Sat Oct 28
1073 Wisconsin Ave. NW
Washington, DC 20007
“Obviously, we are in the capable hands of a master. Absolutely fluid touch and beautiful integration between moving lines and harmonic cadences. The sound of the instrument is well-balanced throughout the entire register. The relaxed quality of everything that’s being played gives it such a warm feeling. To play that stuff is extremely hard. This is an absolute master, the best of the best.”—Kurt Rosenwinkel, responding to Russell Malone’s solo performance of “Remind Me” on Playground [MaxJazz, 2004], in a DownBeat Blindfold Test.
Russell Malone is one of the signature guitar players of his generation. The several recordings since 1992, Malone is as well-known on the international circuit for helming a world-class quartet and trio as he is for his long-standing participation in Ron Carter’s Golden Striker Trio, and his recent consequential contribution to the musical production of the likes of Sonny Rollins and Dianne Reeves, who recruited Malone for his singular tone, refined listening skills, limitless chops, and efflorescent imagination.
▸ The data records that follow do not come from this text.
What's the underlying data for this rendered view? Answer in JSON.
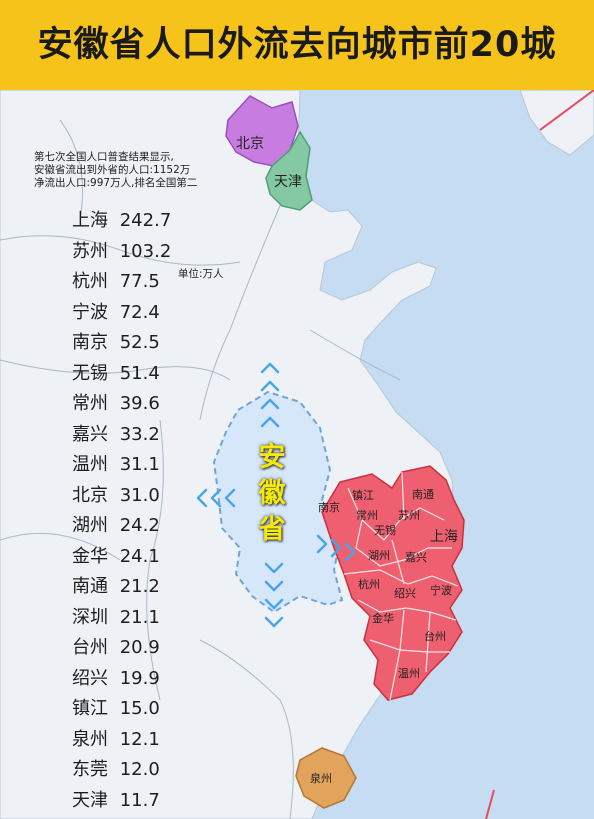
{
  "title": "安徽省人口外流去向城市前20城",
  "notes": [
    "第七次全国人口普查结果显示,",
    "安徽省流出到外省的人口:1152万",
    "净流出人口:997万人,排名全国第二"
  ],
  "unit": "单位:万人",
  "ranking": [
    {
      "city": "上海",
      "value": "242.7"
    },
    {
      "city": "苏州",
      "value": "103.2"
    },
    {
      "city": "杭州",
      "value": "77.5"
    },
    {
      "city": "宁波",
      "value": "72.4"
    },
    {
      "city": "南京",
      "value": "52.5"
    },
    {
      "city": "无锡",
      "value": "51.4"
    },
    {
      "city": "常州",
      "value": "39.6"
    },
    {
      "city": "嘉兴",
      "value": "33.2"
    },
    {
      "city": "温州",
      "value": "31.1"
    },
    {
      "city": "北京",
      "value": "31.0"
    },
    {
      "city": "湖州",
      "value": "24.2"
    },
    {
      "city": "金华",
      "value": "24.1"
    },
    {
      "city": "南通",
      "value": "21.2"
    },
    {
      "city": "深圳",
      "value": "21.1"
    },
    {
      "city": "台州",
      "value": "20.9"
    },
    {
      "city": "绍兴",
      "value": "19.9"
    },
    {
      "city": "镇江",
      "value": "15.0"
    },
    {
      "city": "泉州",
      "value": "12.1"
    },
    {
      "city": "东莞",
      "value": "12.0"
    },
    {
      "city": "天津",
      "value": "11.7"
    }
  ],
  "map_labels": {
    "beijing": "北京",
    "tianjin": "天津",
    "anhui": "安徽省",
    "nanjing": "南京",
    "zhenjiang": "镇江",
    "nantong": "南通",
    "changzhou": "常州",
    "suzhou": "苏州",
    "wuxi": "无锡",
    "shanghai": "上海",
    "huzhou": "湖州",
    "jiaxing": "嘉兴",
    "hangzhou": "杭州",
    "shaoxing": "绍兴",
    "ningbo": "宁波",
    "jinhua": "金华",
    "taizhou": "台州",
    "wenzhou": "温州",
    "quanzhou": "泉州"
  },
  "colors": {
    "banner": "#f6c31a",
    "sea": "#c5dcf2",
    "land": "#eef2f6",
    "anhui_fill": "#d6e7f9",
    "destination_region": "#ee5f6f",
    "beijing": "#c77de0",
    "tianjin": "#84c9a4",
    "quanzhou": "#e2a35c",
    "arrows": "#4aa5e6",
    "anhui_label": "#f4e90c"
  }
}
In all these circumstances, Malone addresses the tradition on its own terms, refracting the vocabularies and syntax of such heroes as Charlie Christian, Chet Atkins, George Van Eps, Johnny Smith, Wes Montgomery, Grant Green, Kenny Burrell, Pat Martino, and George Benson into an argot entirely his own. A master of all tempos, a relentless swinger, he spins his stories —in idioms ranging from the urban and downhome blues, country, gospel, various corners of the American Songbook, and hardcore jazz—with a soulful, instantly recognizable instrumental voice, and seasons them with sophisticated harmonies that are never “too hip for the room.”
“I take pride on being open enough to play with anybody,” says Malone, citing encounters with such diverse artists as B.B. King, Andy Williams, James “Blood” Ulmer, and Ornette Coleman. “I love to swing, but I won’t turn up my nose at any style of music—or any other musician—because it’s different. I’ll play with anybody, if the music is good.”